本発明は、例えば携帯電話や録音機器等に適用される音声入力装置に関し、詳細には、振動板の両面(前後面)に音圧が加わるように形成され、音圧差に基づく振動板の振動によって音声信号を取得するマイクロホンユニットを備える音声入力装置の構成に関する。
従来、例えば、携帯電話やトランシーバ等の音声通信機器、又は音声認証システム等の入力された音声を解析する技術を利用した情報処理システム、或いは録音機器、などに音声入力装置が適用されている。電話などによる通話、音声認識、音声録音に際しては、目的の音声(ユーザの音声)のみを収音するのが好ましい。このため、目的の音声を正確に抽出し、目的の音声以外の雑音(背景雑音等)を除去する音声入力装置の開発が進められている。
雑音が存在する使用環境で雑音を除去して目的の音声のみを収音する技術として、音声入力装置が備えるマイクロホンユニットに指向性を持たせることが挙げられる。指向性を有するマイクロホンユニットの一例として、振動板(ダイアフラム)の両面に音圧が加わるように形成し、音圧差に基づく振動板の振動によって音声信号を取得するマイクロホンユニットが従来知られている(例えば特許文献1や2参照)。

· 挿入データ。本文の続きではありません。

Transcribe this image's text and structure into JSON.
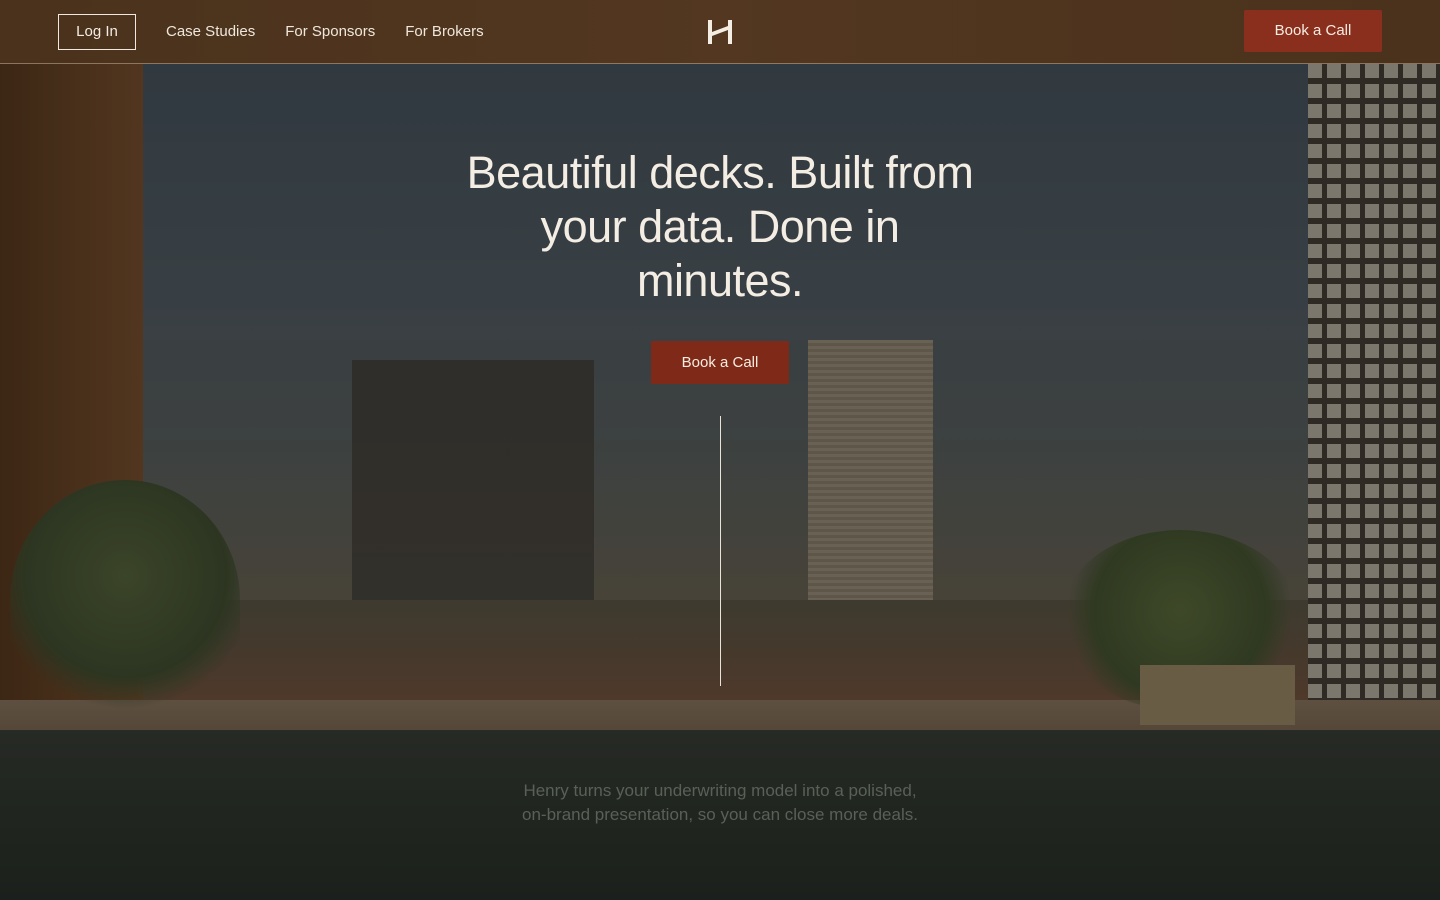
{
  "nav": {
    "login_label": "Log In",
    "links": [
      "Case Studies",
      "For Sponsors",
      "For Brokers"
    ],
    "cta_label": "Book a Call",
    "logo_icon": "h-monogram-logo-icon"
  },
  "hero": {
    "title": "Beautiful decks. Built from your data. Done in minutes.",
    "cta_label": "Book a Call",
    "subtitle": "Henry turns your underwriting model into a polished, on-brand presentation, so you can close more deals."
  },
  "colors": {
    "accent": "#8a2f1d",
    "nav_bg": "#4f351f",
    "text_light": "#f4ede4"
  }
}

ところで、近年においては電子機器の小型化が進んでおり、音声入力装置も小型化することが重要になっている。
特開平4−217199号公報 特開2005−295278号公報
従来、音声入力装置が備えるマイクロホンユニットには、振動板の振動に基づいて発生する電気信号を処理(例えば増幅処理等)する電気回路部が備えられる。そして、従来、この電気回路部は、音孔から振動板へと至る導音空間の外部に配置している(例えば、特許文献2の図2参照)。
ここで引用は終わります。